In this paper, we use the concept of “booking curve” (from the revenue management literature) to develop a practical tool that jointly determines the vaccine appointment booking limits that control the administration of the first and second doses, followed by an invitation schedule that decision-makers can use to regulate the appointment bookings (demand). The optimization framework aims to design the vaccine rollout policy to maximize the vaccination rate, while ensuring that the aggregate appointment waiting time in the system remains minimal, with sufficient cushion to account for supply disruption and uncertain take-up of appointments. We show that the optimization problems can be efficiently solved by linear and conic programs. A vaccine rollout numerical study based on the Singapore vaccination program is presented to demonstrate the novelty and advantage of the optimization framework. The optimization framework has been developed into an open-source tool to assist the policymakers in designing an effective and adaptive COVID-19 vaccine rollout policy facing the evolving challenges in fighting against the pandemic.

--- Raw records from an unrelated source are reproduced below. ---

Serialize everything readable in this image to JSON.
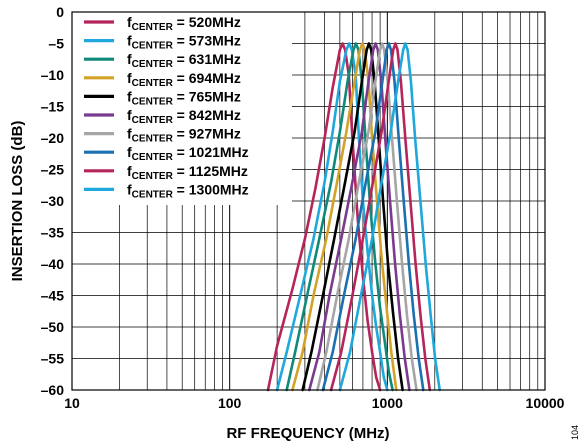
{
  "chart_data": {
    "type": "line",
    "xlabel": "RF FREQUENCY (MHz)",
    "ylabel": "INSERTION LOSS (dB)",
    "xscale": "log",
    "xlim": [
      10,
      10000
    ],
    "ylim": [
      -60,
      0
    ],
    "x_ticks": [
      10,
      100,
      1000,
      10000
    ],
    "x_tick_labels": [
      "10",
      "100",
      "1000",
      "10000"
    ],
    "y_ticks": [
      0,
      -5,
      -10,
      -15,
      -20,
      -25,
      -30,
      -35,
      -40,
      -45,
      -50,
      -55,
      -60
    ],
    "y_tick_labels": [
      "0",
      "–5",
      "–10",
      "–15",
      "–20",
      "–25",
      "–30",
      "–35",
      "–40",
      "–45",
      "–50",
      "–55",
      "–60"
    ],
    "grid": true,
    "legend_position": "top-left",
    "figure_id": "104",
    "series": [
      {
        "name": "fCENTER = 520MHz",
        "legend_main": "f",
        "legend_sub": "CENTER",
        "legend_rest": " = 520MHz",
        "color": "#b5245a",
        "x": [
          175,
          200,
          250,
          300,
          350,
          400,
          450,
          500,
          520,
          540,
          570,
          600,
          650,
          700,
          750,
          800,
          850,
          900
        ],
        "y": [
          -60,
          -53,
          -44,
          -36,
          -28,
          -20,
          -12,
          -6,
          -5,
          -6,
          -10,
          -20,
          -33,
          -42,
          -49,
          -54,
          -58,
          -60
        ]
      },
      {
        "name": "fCENTER = 573MHz",
        "legend_main": "f",
        "legend_sub": "CENTER",
        "legend_rest": " = 573MHz",
        "color": "#1ea8dc",
        "x": [
          200,
          230,
          280,
          340,
          400,
          450,
          500,
          550,
          573,
          595,
          630,
          660,
          700,
          750,
          800,
          850,
          900,
          950,
          1000
        ],
        "y": [
          -60,
          -54,
          -45,
          -36,
          -27,
          -19,
          -11,
          -6,
          -5,
          -6,
          -10,
          -20,
          -30,
          -38,
          -45,
          -50,
          -54,
          -58,
          -60
        ]
      },
      {
        "name": "fCENTER = 631MHz",
        "legend_main": "f",
        "legend_sub": "CENTER",
        "legend_rest": " = 631MHz",
        "color": "#0e8a78",
        "x": [
          230,
          260,
          310,
          370,
          440,
          500,
          560,
          610,
          631,
          655,
          690,
          730,
          780,
          840,
          900,
          960,
          1020,
          1080
        ],
        "y": [
          -60,
          -54,
          -45,
          -36,
          -27,
          -19,
          -11,
          -6,
          -5,
          -6,
          -11,
          -21,
          -31,
          -40,
          -47,
          -52,
          -57,
          -60
        ]
      },
      {
        "name": "fCENTER = 694MHz",
        "legend_main": "f",
        "legend_sub": "CENTER",
        "legend_rest": " = 694MHz",
        "color": "#d4a228",
        "x": [
          250,
          290,
          340,
          410,
          480,
          550,
          620,
          670,
          694,
          720,
          760,
          800,
          860,
          920,
          990,
          1060,
          1140
        ],
        "y": [
          -60,
          -54,
          -45,
          -36,
          -27,
          -19,
          -11,
          -6,
          -5,
          -6,
          -11,
          -20,
          -30,
          -39,
          -47,
          -54,
          -60
        ]
      },
      {
        "name": "fCENTER = 765MHz",
        "legend_main": "f",
        "legend_sub": "CENTER",
        "legend_rest": " = 765MHz",
        "color": "#000000",
        "x": [
          290,
          330,
          390,
          460,
          540,
          620,
          690,
          740,
          765,
          790,
          830,
          880,
          940,
          1010,
          1090,
          1170,
          1250
        ],
        "y": [
          -60,
          -54,
          -45,
          -36,
          -27,
          -19,
          -11,
          -6,
          -5,
          -6,
          -11,
          -20,
          -30,
          -40,
          -48,
          -55,
          -60
        ]
      },
      {
        "name": "fCENTER = 842MHz",
        "legend_main": "f",
        "legend_sub": "CENTER",
        "legend_rest": " = 842MHz",
        "color": "#7a3a8e",
        "x": [
          320,
          370,
          430,
          510,
          600,
          690,
          760,
          815,
          842,
          870,
          915,
          970,
          1040,
          1120,
          1200,
          1290,
          1380
        ],
        "y": [
          -60,
          -54,
          -45,
          -36,
          -27,
          -19,
          -11,
          -6,
          -5,
          -6,
          -11,
          -20,
          -30,
          -40,
          -48,
          -55,
          -60
        ]
      },
      {
        "name": "fCENTER = 927MHz",
        "legend_main": "f",
        "legend_sub": "CENTER",
        "legend_rest": " = 927MHz",
        "color": "#a6a6a6",
        "x": [
          360,
          410,
          480,
          570,
          660,
          760,
          840,
          900,
          927,
          955,
          1005,
          1070,
          1150,
          1240,
          1330,
          1430,
          1530
        ],
        "y": [
          -60,
          -54,
          -45,
          -36,
          -27,
          -19,
          -11,
          -6,
          -5,
          -6,
          -11,
          -20,
          -30,
          -40,
          -48,
          -55,
          -60
        ]
      },
      {
        "name": "fCENTER = 1021MHz",
        "legend_main": "f",
        "legend_sub": "CENTER",
        "legend_rest": " = 1021MHz",
        "color": "#1a70b0",
        "x": [
          390,
          450,
          530,
          630,
          730,
          840,
          930,
          990,
          1021,
          1055,
          1110,
          1180,
          1270,
          1370,
          1470,
          1580,
          1690
        ],
        "y": [
          -60,
          -54,
          -45,
          -36,
          -27,
          -19,
          -11,
          -6,
          -5,
          -6,
          -11,
          -20,
          -30,
          -40,
          -48,
          -55,
          -60
        ]
      },
      {
        "name": "fCENTER = 1125MHz",
        "legend_main": "f",
        "legend_sub": "CENTER",
        "legend_rest": " = 1125MHz",
        "color": "#b5245a",
        "x": [
          440,
          510,
          600,
          700,
          810,
          920,
          1020,
          1090,
          1125,
          1160,
          1220,
          1300,
          1400,
          1510,
          1620,
          1740,
          1860
        ],
        "y": [
          -60,
          -54,
          -45,
          -36,
          -27,
          -19,
          -11,
          -6,
          -5,
          -6,
          -11,
          -20,
          -30,
          -40,
          -48,
          -55,
          -60
        ]
      },
      {
        "name": "fCENTER = 1300MHz",
        "legend_main": "f",
        "legend_sub": "CENTER",
        "legend_rest": " = 1300MHz",
        "color": "#1ea8dc",
        "x": [
          500,
          580,
          680,
          800,
          920,
          1050,
          1170,
          1260,
          1300,
          1345,
          1410,
          1500,
          1620,
          1750,
          1880,
          2010,
          2150
        ],
        "y": [
          -60,
          -54,
          -45,
          -36,
          -27,
          -19,
          -11,
          -6,
          -5,
          -6,
          -11,
          -20,
          -30,
          -40,
          -48,
          -55,
          -60
        ]
      }
    ]
  }
}
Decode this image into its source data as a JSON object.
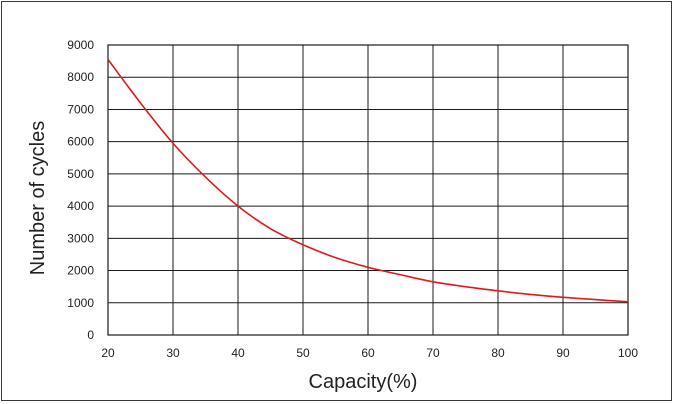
{
  "chart_data": {
    "type": "line",
    "title": "",
    "xlabel": "Capacity(%)",
    "ylabel": "Number of cycles",
    "xlim": [
      20,
      100
    ],
    "ylim": [
      0,
      9000
    ],
    "x_ticks": [
      20,
      30,
      40,
      50,
      60,
      70,
      80,
      90,
      100
    ],
    "y_ticks": [
      0,
      1000,
      2000,
      3000,
      4000,
      5000,
      6000,
      7000,
      8000,
      9000
    ],
    "grid": true,
    "legend": "none",
    "series": [
      {
        "color": "#e0191f",
        "x": [
          20,
          25,
          30,
          35,
          40,
          45,
          50,
          55,
          60,
          65,
          70,
          75,
          80,
          85,
          90,
          95,
          100
        ],
        "y": [
          8550,
          7200,
          5950,
          4900,
          4000,
          3300,
          2800,
          2400,
          2100,
          1870,
          1650,
          1500,
          1370,
          1260,
          1170,
          1100,
          1030
        ]
      }
    ]
  }
}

Sarah Yini Gao is an Assistant Professor of Operations Management, Lee Kong Chian Fellow in Lee Kong School of Business, Singapore Management University. Her current research interests lie in applying optimization theory and data analytics in various domains, including supply chain risk management, healthcare and humanitarian operations, and topics on innovative business models.

5:00pm - 6:00pm

Prescriptive Analytics for Queue Optimization (Gar Goei Loke)

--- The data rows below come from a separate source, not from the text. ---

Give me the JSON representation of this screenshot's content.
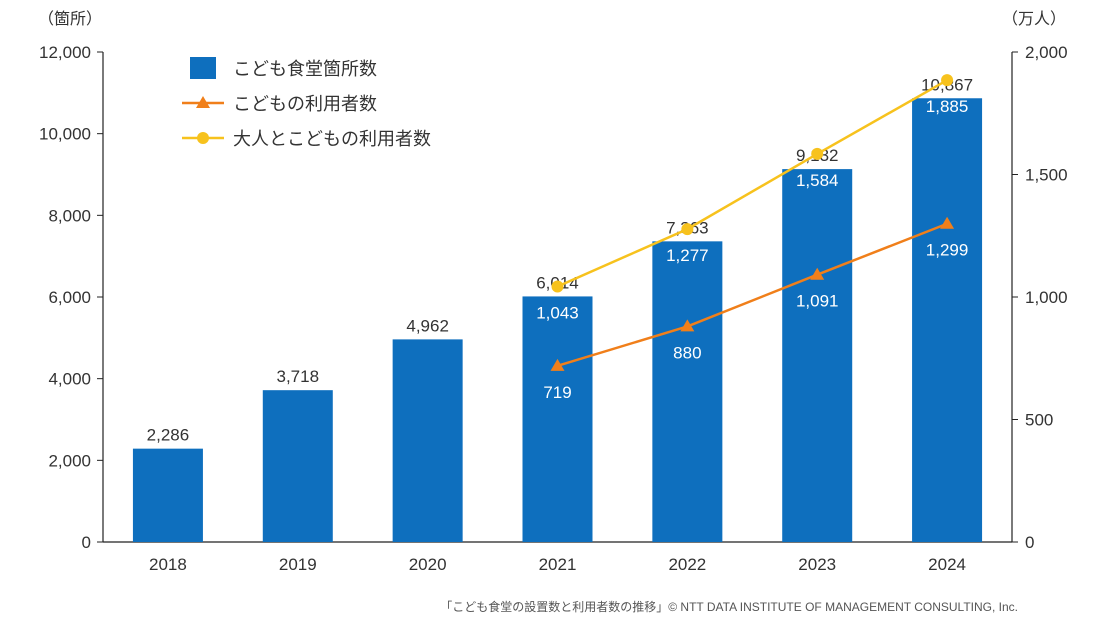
{
  "chart_data": {
    "type": "bar",
    "categories": [
      "2018",
      "2019",
      "2020",
      "2021",
      "2022",
      "2023",
      "2024"
    ],
    "left_axis": {
      "unit": "（箇所）",
      "ylim": [
        0,
        12000
      ],
      "ticks": [
        "0",
        "2,000",
        "4,000",
        "6,000",
        "8,000",
        "10,000",
        "12,000"
      ]
    },
    "right_axis": {
      "unit": "（万人）",
      "ylim": [
        0,
        2000
      ],
      "ticks": [
        "0",
        "500",
        "1,000",
        "1,500",
        "2,000"
      ]
    },
    "series": [
      {
        "name": "こども食堂箇所数",
        "type": "bar",
        "axis": "left",
        "color": "#0e6fbe",
        "values": [
          2286,
          3718,
          4962,
          6014,
          7363,
          9132,
          10867
        ],
        "labels": [
          "2,286",
          "3,718",
          "4,962",
          "6,014",
          "7,363",
          "9,132",
          "10,867"
        ]
      },
      {
        "name": "こどもの利用者数",
        "type": "line",
        "axis": "right",
        "color": "#f07f1a",
        "marker": "triangle",
        "values": [
          null,
          null,
          null,
          719,
          880,
          1091,
          1299
        ],
        "labels": [
          null,
          null,
          null,
          "719",
          "880",
          "1,091",
          "1,299"
        ]
      },
      {
        "name": "大人とこどもの利用者数",
        "type": "line",
        "axis": "right",
        "color": "#f7c21d",
        "marker": "circle",
        "values": [
          null,
          null,
          null,
          1043,
          1277,
          1584,
          1885
        ],
        "labels": [
          null,
          null,
          null,
          "1,043",
          "1,277",
          "1,584",
          "1,885"
        ]
      }
    ],
    "grid": false,
    "legend_position": "top-left"
  },
  "footer": "「こども食堂の設置数と利用者数の推移」© NTT DATA INSTITUTE OF MANAGEMENT CONSULTING, Inc."
}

Optimization problems posed in the context of queueing networks are notoriously difficult to model and solve. However, they crop up frequently in the service management context, such as healthcare operations management, platform operations, distributed systems, and also in areas such as manufacturing and inventory management. Existing techniques in queueing either do not cater to the finite time transient context that such optimization problems arise in, or rapidly run into the curse of dimensionality, that may require significant approximations or simplifying assumptions to surmount. In this work, we develop new primitives to modelling queues altogether in the discrete finite-time transient setting. Our framework can handle general service and arrival distributions, wide variety of network structures (including loops), and in particular, can be utilized to optimize for capacity, routing within the network, and scheduling, and is able to accept targets and objectives such as queue metrics of queue length and waiting times. Moreover, we apply robust optimization techniques to recover a formulation that is quasi-convex, and in many examples, reduces to solving a sequence of linear programs. In numerical tests, we have found them to be superior to fluid approximations and approximate dynamic programming, two of the most common and promising approaches seen in the literature.

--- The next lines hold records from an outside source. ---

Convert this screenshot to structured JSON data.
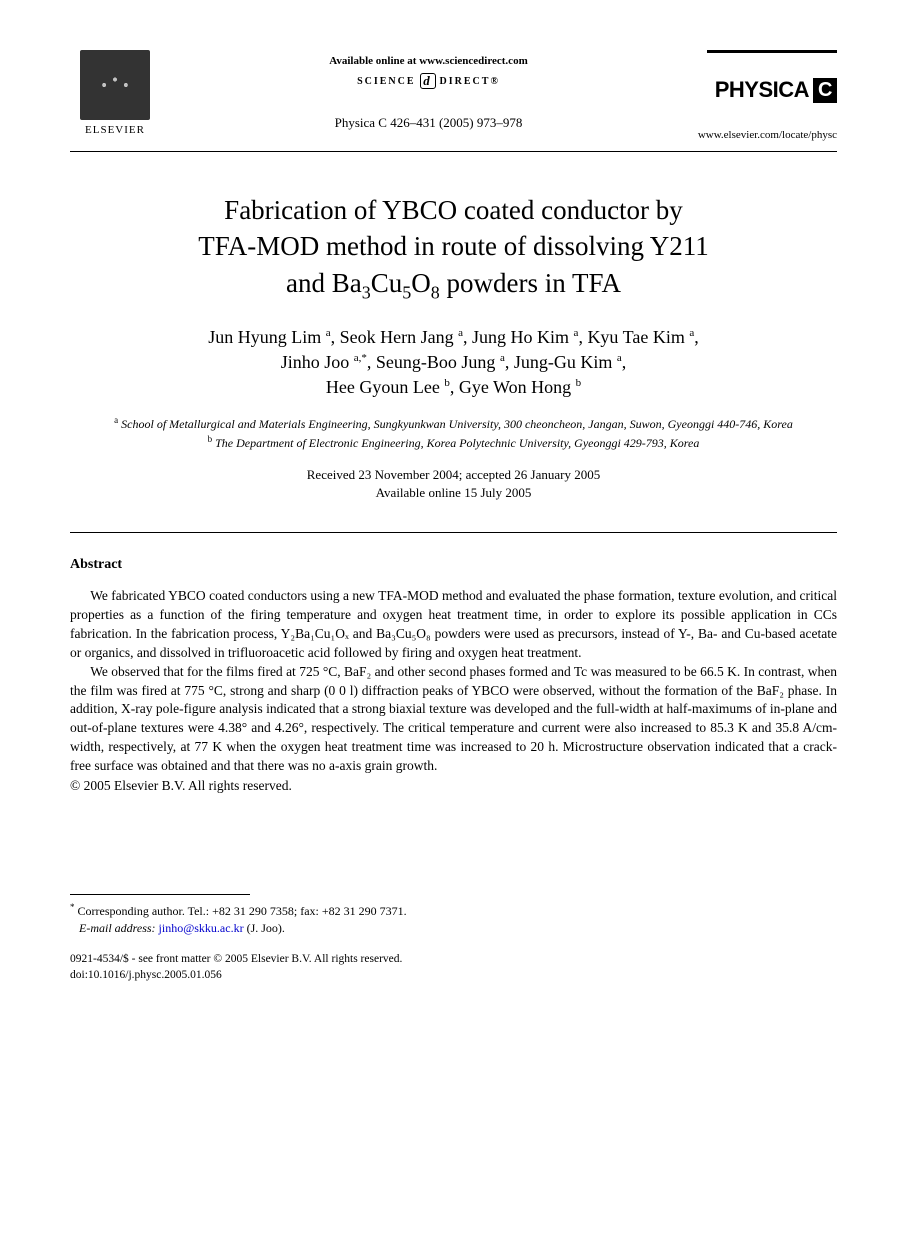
{
  "header": {
    "publisher_label": "ELSEVIER",
    "available_online": "Available online at www.sciencedirect.com",
    "science_direct_left": "SCIENCE",
    "science_direct_right": "DIRECT®",
    "citation": "Physica C 426–431 (2005) 973–978",
    "journal_name": "PHYSICA",
    "journal_letter": "C",
    "journal_url": "www.elsevier.com/locate/physc"
  },
  "title": {
    "line1": "Fabrication of YBCO coated conductor by",
    "line2": "TFA-MOD method in route of dissolving Y211",
    "line3_pre": "and Ba",
    "line3_sub1": "3",
    "line3_mid": "Cu",
    "line3_sub2": "5",
    "line3_mid2": "O",
    "line3_sub3": "8",
    "line3_post": " powders in TFA"
  },
  "authors": {
    "a1": "Jun Hyung Lim",
    "a1_aff": "a",
    "a2": "Seok Hern Jang",
    "a2_aff": "a",
    "a3": "Jung Ho Kim",
    "a3_aff": "a",
    "a4": "Kyu Tae Kim",
    "a4_aff": "a",
    "a5": "Jinho Joo",
    "a5_aff": "a,*",
    "a6": "Seung-Boo Jung",
    "a6_aff": "a",
    "a7": "Jung-Gu Kim",
    "a7_aff": "a",
    "a8": "Hee Gyoun Lee",
    "a8_aff": "b",
    "a9": "Gye Won Hong",
    "a9_aff": "b"
  },
  "affiliations": {
    "a_sup": "a",
    "a_text": " School of Metallurgical and Materials Engineering, Sungkyunkwan University, 300 cheoncheon, Jangan, Suwon, Gyeonggi 440-746, Korea",
    "b_sup": "b",
    "b_text": " The Department of Electronic Engineering, Korea Polytechnic University, Gyeonggi 429-793, Korea"
  },
  "dates": {
    "line1": "Received 23 November 2004; accepted 26 January 2005",
    "line2": "Available online 15 July 2005"
  },
  "abstract": {
    "heading": "Abstract",
    "p1": "We fabricated YBCO coated conductors using a new TFA-MOD method and evaluated the phase formation, texture evolution, and critical properties as a function of the firing temperature and oxygen heat treatment time, in order to explore its possible application in CCs fabrication. In the fabrication process, Y₂Ba₁Cu₁Oₓ and Ba₃Cu₅O₈ powders were used as precursors, instead of Y-, Ba- and Cu-based acetate or organics, and dissolved in trifluoroacetic acid followed by firing and oxygen heat treatment.",
    "p2": "We observed that for the films fired at 725 °C, BaF₂ and other second phases formed and Tc was measured to be 66.5 K. In contrast, when the film was fired at 775 °C, strong and sharp (0 0 l) diffraction peaks of YBCO were observed, without the formation of the BaF₂ phase. In addition, X-ray pole-figure analysis indicated that a strong biaxial texture was developed and the full-width at half-maximums of in-plane and out-of-plane textures were 4.38° and 4.26°, respectively. The critical temperature and current were also increased to 85.3 K and 35.8 A/cm-width, respectively, at 77 K when the oxygen heat treatment time was increased to 20 h. Microstructure observation indicated that a crack-free surface was obtained and that there was no a-axis grain growth.",
    "copyright": "© 2005 Elsevier B.V. All rights reserved."
  },
  "corresp": {
    "marker": "*",
    "text": " Corresponding author. Tel.: +82 31 290 7358; fax: +82 31 290 7371.",
    "email_label": "E-mail address:",
    "email": "jinho@skku.ac.kr",
    "email_person": " (J. Joo)."
  },
  "footer": {
    "line1": "0921-4534/$ - see front matter © 2005 Elsevier B.V. All rights reserved.",
    "line2": "doi:10.1016/j.physc.2005.01.056"
  }
}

Gar Goei Loke is currently an Assistant Professor with the Department of Technology and Operations Management at Rotterdam School of Management, Erasmus University. Before, he is a Visiting Assistant Professor with the Department of Analytics & Operations at the National University of Singapore (NUS) Business School. His research interest is in the application of robustness optimization, or satisficing, to the solution of flow control problems in network-based settings. His research falls under the application domains of healthcare, manpower planning, public policy and resource allocation. Recently, he has started on a new stream of research that looks at cross-pollinating ideas between Machine Learning and Operations Research, such as contextual stochastic optimization. Gar Goei had spent more than 5 years in the Singapore Government, leading teams that work on both analytics and operation research projects.